On average, each daily trip can pick up some dozen passengers. “I always wait till we reach the final station to count the money; that’s when it’s added up to a fulfilling amount”, said the conductor Nguyen Van Tuan, one of the 15 staff members onboard.

Arriving in Dong Dang after a nearly 5-hour ride, Tuan reported that they earned a total of VND2.986 million (about US$128.5) for the trip. As for the return trip, that number dropped to VND2.7 million (about US$116.2).

Slow and desolated ride

The Yen Vien (Hanoi) - Ha Long (Quang Ninh) route is 163km in length, with running time of up to 7 hours at a speed of 20-40km per hour. People had thought that the newly built private airport in Van Don would attract more train passengers, but that apparently was not the case.

The train departs at dawn every day, carrying five staff members and three small traders that are frequent passengers. SGGP’s reporters were told by the ticket collector that no tourist or regular passenger would ever board this train.

According to the conductor Nguyen Trung Ngan, the only people that take the train are small traders and people with motion sickness. Daily ticket sales usually bring in VND4 million (about US$172.3).

Lonely railroads: The feeble revenue ảnh 3 Travelling merchants set up hammocks to look after their goods. Photo: SGGP/MINH PHONG

A promising new track was setting in motion in 2005, aiming to connect Yen Vien, Pha Lai, Ha Long and Cai Lan stations with trains that would travel at 120km per hour, but was delayed and eventually aborted altogether.

Aimed to connect international railways to China and then Europe, Hanoi - Dong Dang was the first rail route in Vietnam with an additional 1,435mm gauged railway. It was reasonably expected to promote both trading efficiency and tourism.

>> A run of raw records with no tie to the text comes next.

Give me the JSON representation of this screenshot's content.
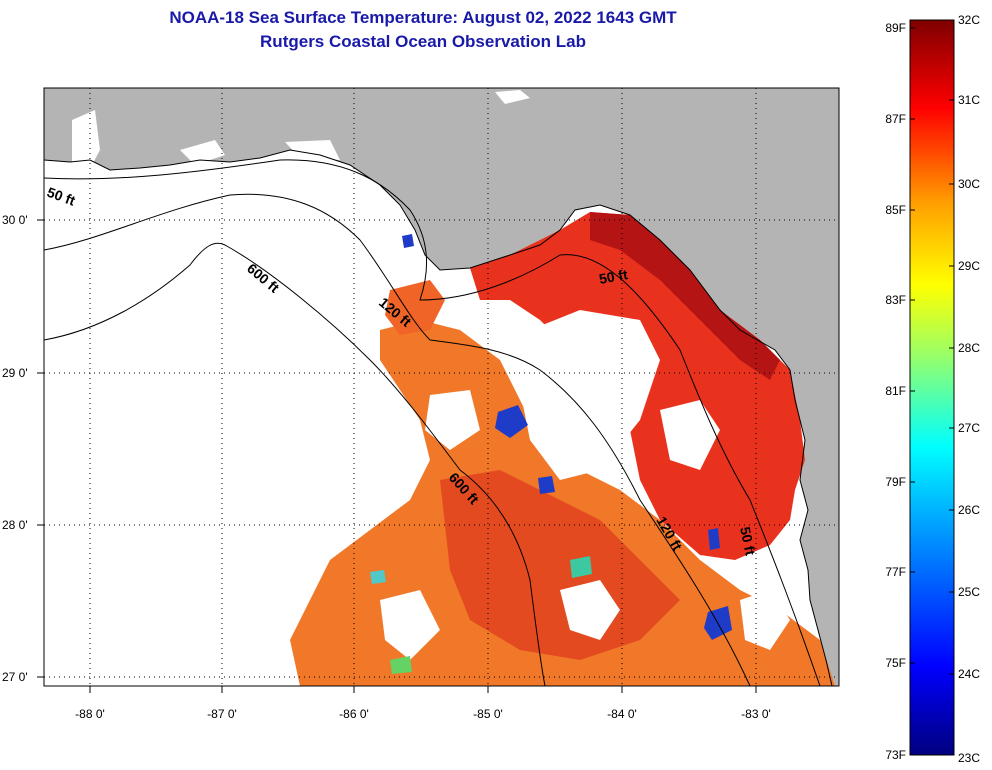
{
  "title": {
    "line1": "NOAA-18 Sea Surface Temperature:  August 02, 2022 1643 GMT",
    "line2": "Rutgers Coastal Ocean Observation Lab"
  },
  "axes": {
    "x_ticks": [
      "-88 0'",
      "-87 0'",
      "-86 0'",
      "-85 0'",
      "-84 0'",
      "-83 0'"
    ],
    "y_ticks": [
      "30 0'",
      "29 0'",
      "28 0'",
      "27 0'"
    ]
  },
  "contours": [
    "50 ft",
    "600 ft",
    "120 ft",
    "50 ft",
    "600 ft",
    "120 ft",
    "50 ft"
  ],
  "colorbar": {
    "fahrenheit": [
      "89F",
      "87F",
      "85F",
      "83F",
      "81F",
      "79F",
      "77F",
      "75F",
      "73F"
    ],
    "celsius": [
      "32C",
      "31C",
      "30C",
      "29C",
      "28C",
      "27C",
      "26C",
      "25C",
      "24C",
      "23C"
    ]
  },
  "colors": {
    "land": "#b4b4b4",
    "cloud": "#ffffff",
    "title": "#1a1aa8",
    "warm": "#e8321e",
    "hot": "#b41414",
    "orange": "#f07828",
    "cool": "#1e3cc8"
  }
}
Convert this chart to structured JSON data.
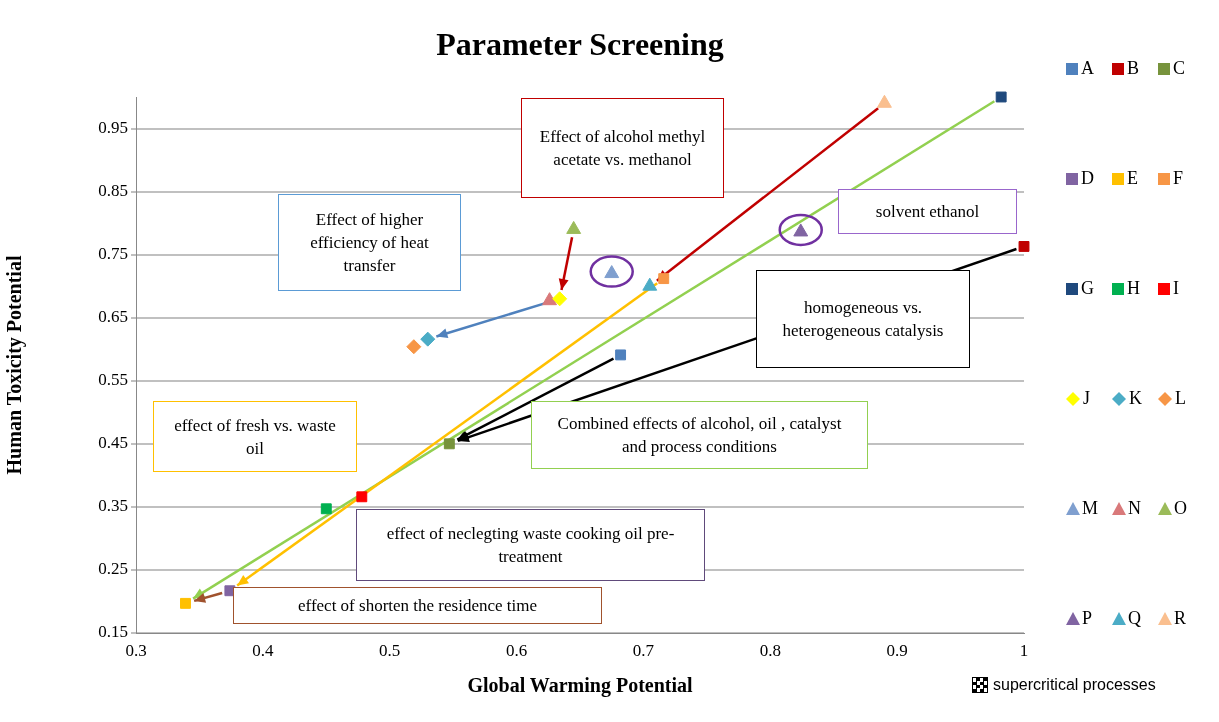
{
  "chart_data": {
    "type": "scatter",
    "title": "Parameter Screening",
    "xlabel": "Global Warming Potential",
    "ylabel": "Human Toxicity Potential",
    "xlim": [
      0.3,
      1
    ],
    "xticks": [
      0.3,
      0.4,
      0.5,
      0.6,
      0.7,
      0.8,
      0.9,
      1
    ],
    "ylim": [
      0.15,
      1.0
    ],
    "yticks": [
      0.15,
      0.25,
      0.35,
      0.45,
      0.55,
      0.65,
      0.75,
      0.85,
      0.95
    ],
    "grid": "y",
    "legend": "right",
    "series": [
      {
        "name": "A",
        "color": "#4f81bd",
        "marker": "square",
        "x": [
          0.682
        ],
        "values": [
          0.591
        ]
      },
      {
        "name": "B",
        "color": "#c00000",
        "marker": "square",
        "x": [
          1.0
        ],
        "values": [
          0.763
        ]
      },
      {
        "name": "C",
        "color": "#77933c",
        "marker": "square",
        "x": [
          0.547
        ],
        "values": [
          0.45
        ]
      },
      {
        "name": "D",
        "color": "#8064a2",
        "marker": "square",
        "x": [
          0.374
        ],
        "values": [
          0.217
        ]
      },
      {
        "name": "E",
        "color": "#ffc000",
        "marker": "square",
        "x": [
          0.339
        ],
        "values": [
          0.197
        ]
      },
      {
        "name": "F",
        "color": "#f79646",
        "marker": "square",
        "x": [
          0.716
        ],
        "values": [
          0.712
        ]
      },
      {
        "name": "G",
        "color": "#1f497d",
        "marker": "square",
        "x": [
          0.982
        ],
        "values": [
          1.0
        ]
      },
      {
        "name": "H",
        "color": "#00b050",
        "marker": "square",
        "x": [
          0.45
        ],
        "values": [
          0.347
        ]
      },
      {
        "name": "I",
        "color": "#ff0000",
        "marker": "square",
        "x": [
          0.478
        ],
        "values": [
          0.366
        ]
      },
      {
        "name": "J",
        "color": "#ffff00",
        "marker": "diamond",
        "x": [
          0.634
        ],
        "values": [
          0.68
        ]
      },
      {
        "name": "K",
        "color": "#4bacc6",
        "marker": "diamond",
        "x": [
          0.53
        ],
        "values": [
          0.616
        ]
      },
      {
        "name": "L",
        "color": "#f79646",
        "marker": "diamond",
        "x": [
          0.519
        ],
        "values": [
          0.604
        ]
      },
      {
        "name": "M",
        "color": "#7f9fcf",
        "marker": "triangle",
        "x": [
          0.675
        ],
        "values": [
          0.72
        ]
      },
      {
        "name": "N",
        "color": "#d9797a",
        "marker": "triangle",
        "x": [
          0.626
        ],
        "values": [
          0.677
        ]
      },
      {
        "name": "O",
        "color": "#9bbb59",
        "marker": "triangle",
        "x": [
          0.645
        ],
        "values": [
          0.79
        ]
      },
      {
        "name": "P",
        "color": "#8064a2",
        "marker": "triangle",
        "x": [
          0.824
        ],
        "values": [
          0.786
        ]
      },
      {
        "name": "Q",
        "color": "#4bacc6",
        "marker": "triangle",
        "x": [
          0.705
        ],
        "values": [
          0.7
        ]
      },
      {
        "name": "R",
        "color": "#fabf8f",
        "marker": "triangle",
        "x": [
          0.89
        ],
        "values": [
          0.99
        ]
      }
    ],
    "annotations": [
      "Effect of alcohol methyl acetate  vs. methanol",
      "Effect of higher efficiency of heat transfer",
      "solvent ethanol",
      "homogeneous vs. heterogeneous catalysis",
      "Combined effects of alcohol, oil , catalyst and process conditions",
      "effect of fresh vs. waste oil",
      "effect of neclegting waste cooking oil pre-treatment",
      "effect of shorten the residence time",
      "supercritical processes"
    ]
  }
}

The 1.435mm gauge was put into commercial use from May of 2015 and helped shorten the Hanoi - Dong Dang trip from 5.5 hours down to 3.5 hours.

In reality however, it could not make up for all the lost passengers, and the railway had to be discontinued in September of 2016, with only the 1,000mm gauge train still running. In the period of 2016 and 2017, the track has lost more than VND20 billion (about US$860,000). Its estimated revenue for 2019 is a humble VND1.8 billion (about US$77,000).

In 2017, the Yen Vien - Ha Long saw 724 trips with a revenue of almost VND2 billion (about US$86,000). But once all maintenance and management costs were taken into account, the actual amount left is negative VND14 billion (-US$601,000). The estimated revenue for this track in 2019 is about 1.4 billion (about US$60,100), notwithstanding production and business costs of more than VND11 billion (about US$472,000).

Since 2016, both the Vinh - Dong Hoi and Hue - Dong Hoi tracks have also been put out of service due to financial losses.

Relatively speaking, currently there are some dozens travel agencies that have signed long term whole-car lease contracts on these trains, mainly for touristic purposes. For the Hanoi - Lao Cai train, a ticket from these agencies costs around VND600,000 (about US$25.8), some even reaching VND2.1 million (about US$90.2). The fact that investors can still maintain their business with such high ticket prices more or less proves that short distance trips with improved service are still popular with tourists.